Juru bicara F-PAN, H. Jamaluddin Jafar di dalam citizenjurnalism.com mengatakan, Pasal 15 ayat 2 huruf f menyebabkan tumpang tindih antara kewenangan Notaris sebagai pembuat akta pertanahan dengan wewenang pejabat pembuat akta tanah (PPAT). Selain itu fraksinya berpendapat RUU JN ini dapat berperan dalam mencegah penyimpangan-penyimpangan yang dilakukan para oknum notaris dalam pembuatan akta otentik. Selama ini, katanya, sering dijumpai oknum notaris yang melakukan pengurusan sertifikasi rumah menjadi mahal dan berbelit-belit. Kewajiban notaris untuk memberikan jasa hukum di bidang kenotariatan secara cuma-cuma kepada orang yang tidak mampu harus dijalankan secara tegas dan konsisten dan sanksinya juga tegas serta harus dijalankan secara konsisten.
Di dalam hukum online juga menyebutkan bahwa Perubahan mengenai kewenangan notaris untuk membuat akta yang berkaitan dengan pertanahan dapat meningkatkan kepastian hukum karena dapat menghilangkan pertentangan dengan peraturan lain yang memberi wewenang PPAT untuk membuat akta yang berkaitan dengan pertanahan. Misalnya, RUU JN menghilangkan pertentangan dengan Peraturan Pemerintah No. 37 Tahun 1998 tentang PPAT, yang mengatur kewenangan PPAT. Perubahan tersebut juga menghilangkan pertentangan dengan peraturan hukum lainnya seperti UU Agraria (UU Nomor 5 Tahun 1960), UU Rumah Susun (UU No 20 Tahun 2011), dan UU Pajak Daerah dan Retribusi (UU Nomor 28 Tahun 2009), yang  menunjuk PPAT sebagai satu-satunya profesi yang berwenang untuk mengelola masalah pertanahan. Sebagai contoh, penjelasan Pasal 44 dari UU Rumah Susun yang menyatakan bahwa sertifikat hak milik untuk unit rumah susun harus dibuat oleh PPAT. Demikian pula dengan Pajak Daerah dan Hukum Retribusi menunjuk PPAT di dalam Pasal 91-93.
 Dulu diawal terbitnya UU JN NO. 30/2004, adanya ayat yang menyebutkan bahwa Notaris diberikan kewenangan untuk membuat akta yang berhubungan pertanahan ini sempat menjadi perdebatan sengit dalam seminar-seminar yang diadakan oleh Ikatan Notaris.

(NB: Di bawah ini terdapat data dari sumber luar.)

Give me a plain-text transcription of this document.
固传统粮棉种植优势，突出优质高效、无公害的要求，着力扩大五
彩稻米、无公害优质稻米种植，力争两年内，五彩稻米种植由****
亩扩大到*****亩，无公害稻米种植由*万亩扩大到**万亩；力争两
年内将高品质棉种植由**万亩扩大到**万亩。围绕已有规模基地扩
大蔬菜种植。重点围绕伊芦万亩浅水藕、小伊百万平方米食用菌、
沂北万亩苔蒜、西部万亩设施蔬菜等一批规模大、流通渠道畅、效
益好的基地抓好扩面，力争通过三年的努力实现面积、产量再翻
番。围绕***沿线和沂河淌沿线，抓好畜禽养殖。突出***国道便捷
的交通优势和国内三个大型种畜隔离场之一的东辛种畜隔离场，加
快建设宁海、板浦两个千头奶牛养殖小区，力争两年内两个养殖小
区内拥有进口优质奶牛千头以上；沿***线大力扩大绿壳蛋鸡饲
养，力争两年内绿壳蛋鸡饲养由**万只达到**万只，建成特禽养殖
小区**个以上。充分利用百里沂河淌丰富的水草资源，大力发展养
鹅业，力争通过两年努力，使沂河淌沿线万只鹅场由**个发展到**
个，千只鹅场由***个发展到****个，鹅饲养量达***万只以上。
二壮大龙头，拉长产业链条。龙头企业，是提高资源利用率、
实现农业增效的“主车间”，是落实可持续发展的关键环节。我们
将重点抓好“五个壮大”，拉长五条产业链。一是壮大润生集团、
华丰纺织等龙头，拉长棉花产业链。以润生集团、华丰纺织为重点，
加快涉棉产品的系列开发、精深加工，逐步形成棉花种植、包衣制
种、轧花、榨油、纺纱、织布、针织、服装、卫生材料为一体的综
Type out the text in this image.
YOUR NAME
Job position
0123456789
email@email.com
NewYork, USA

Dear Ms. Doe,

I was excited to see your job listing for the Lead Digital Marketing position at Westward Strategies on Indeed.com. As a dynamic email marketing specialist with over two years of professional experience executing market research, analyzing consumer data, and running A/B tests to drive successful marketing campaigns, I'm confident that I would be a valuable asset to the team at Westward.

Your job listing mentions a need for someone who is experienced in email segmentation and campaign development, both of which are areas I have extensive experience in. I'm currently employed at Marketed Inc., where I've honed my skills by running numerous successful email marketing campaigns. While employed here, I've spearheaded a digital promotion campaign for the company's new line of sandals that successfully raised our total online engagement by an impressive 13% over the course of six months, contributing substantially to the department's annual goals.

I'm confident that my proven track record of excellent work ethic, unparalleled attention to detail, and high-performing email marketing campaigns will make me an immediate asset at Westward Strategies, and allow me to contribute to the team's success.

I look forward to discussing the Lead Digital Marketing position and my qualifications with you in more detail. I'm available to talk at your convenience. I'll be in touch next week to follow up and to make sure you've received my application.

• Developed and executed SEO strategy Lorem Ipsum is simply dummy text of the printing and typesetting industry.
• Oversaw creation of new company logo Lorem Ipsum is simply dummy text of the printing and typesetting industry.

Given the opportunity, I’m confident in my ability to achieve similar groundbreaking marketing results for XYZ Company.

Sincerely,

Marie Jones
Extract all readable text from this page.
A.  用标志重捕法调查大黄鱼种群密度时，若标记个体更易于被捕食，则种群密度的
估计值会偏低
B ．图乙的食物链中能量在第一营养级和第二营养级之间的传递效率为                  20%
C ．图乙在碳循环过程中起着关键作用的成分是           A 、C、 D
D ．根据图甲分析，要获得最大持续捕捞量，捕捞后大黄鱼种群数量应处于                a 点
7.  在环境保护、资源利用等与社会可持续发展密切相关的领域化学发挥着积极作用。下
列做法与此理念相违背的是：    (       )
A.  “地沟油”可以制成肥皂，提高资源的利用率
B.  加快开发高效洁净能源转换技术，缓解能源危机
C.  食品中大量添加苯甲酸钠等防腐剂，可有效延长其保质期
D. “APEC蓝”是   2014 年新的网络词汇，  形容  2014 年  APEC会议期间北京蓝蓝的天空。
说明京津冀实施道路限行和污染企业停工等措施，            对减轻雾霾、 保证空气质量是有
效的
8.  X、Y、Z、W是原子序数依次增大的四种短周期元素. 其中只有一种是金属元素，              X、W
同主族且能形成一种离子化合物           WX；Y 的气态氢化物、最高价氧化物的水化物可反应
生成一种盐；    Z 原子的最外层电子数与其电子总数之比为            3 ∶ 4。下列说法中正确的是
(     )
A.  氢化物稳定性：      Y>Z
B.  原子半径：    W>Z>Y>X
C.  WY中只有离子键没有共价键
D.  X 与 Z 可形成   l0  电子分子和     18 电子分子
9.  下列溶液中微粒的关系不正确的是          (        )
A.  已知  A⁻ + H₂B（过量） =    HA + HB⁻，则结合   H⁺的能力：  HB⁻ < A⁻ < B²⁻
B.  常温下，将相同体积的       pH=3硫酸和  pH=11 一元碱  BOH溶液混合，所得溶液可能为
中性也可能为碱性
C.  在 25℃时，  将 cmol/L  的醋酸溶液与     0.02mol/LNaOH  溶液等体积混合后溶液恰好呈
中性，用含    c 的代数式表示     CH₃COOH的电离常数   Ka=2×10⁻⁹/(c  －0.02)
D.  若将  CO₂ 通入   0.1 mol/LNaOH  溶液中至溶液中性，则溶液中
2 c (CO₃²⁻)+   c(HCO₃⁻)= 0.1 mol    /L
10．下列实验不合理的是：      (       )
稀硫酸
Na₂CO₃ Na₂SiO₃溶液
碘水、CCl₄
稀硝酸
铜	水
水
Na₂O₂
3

Dimana kabarnya wakil dari BPN merasa “kecolongan” dengan diundangkannya ayat tersebut ke dalam UU JN. Sebab kewenangan pembuatan akta yang berhubungan dengan pertanahan diberikan kepada PPAT. Di satu sisi, para Notaris berpendapat bahwa hal tersebut sudah tepat. Karena Notaris lah yang memang melakukan perbuatan hukum pemindahan hak atas tanah. Sampai saat ini pun, masih banyak yang berpendapat bahwa penghilangan pasal tersebut akan “mengamputasi” kewenangan dari Notaris dalam pembuatan akta yang berkaitan dengan tanah.
Dalam praktiknya, walaupun di dalam UU JN No 30/2004 dimasukkan klausula tentang kewenangan notaries untuk membuat akta-akta yang berhubungan dengan pertanahan, namun yang dibuat oleh Notaris hanyalah peralihan hak atas tanah yang sudah berakhir jangka waktunya dan sudah menjadi tanah Negara, atau tanah-tanah yang memang hanya merupakan hak sewa atau hak-hak yang menumpang pada hak atas tanah lainnya. Akta-akta yang dibuat juga berupa akta pengoperan hak, akta pengikatan jual beli, akta pengikatan hibah, akta pelepasan hak atau jual beli rumah dan pengoperan hak. Sedangkan untuk tanah-tanah yang hak nya masih ada (belum habis jangka waktunya – untuk HGB, HGU, Kak Pakai), atau tanah Hak Milik misalnya maka yang digunakan adalah akta PPAT untuk proses jual beli, hibah, inbreng, tukar menukar atau pembebanan HGB di atas tanah Hak Milik.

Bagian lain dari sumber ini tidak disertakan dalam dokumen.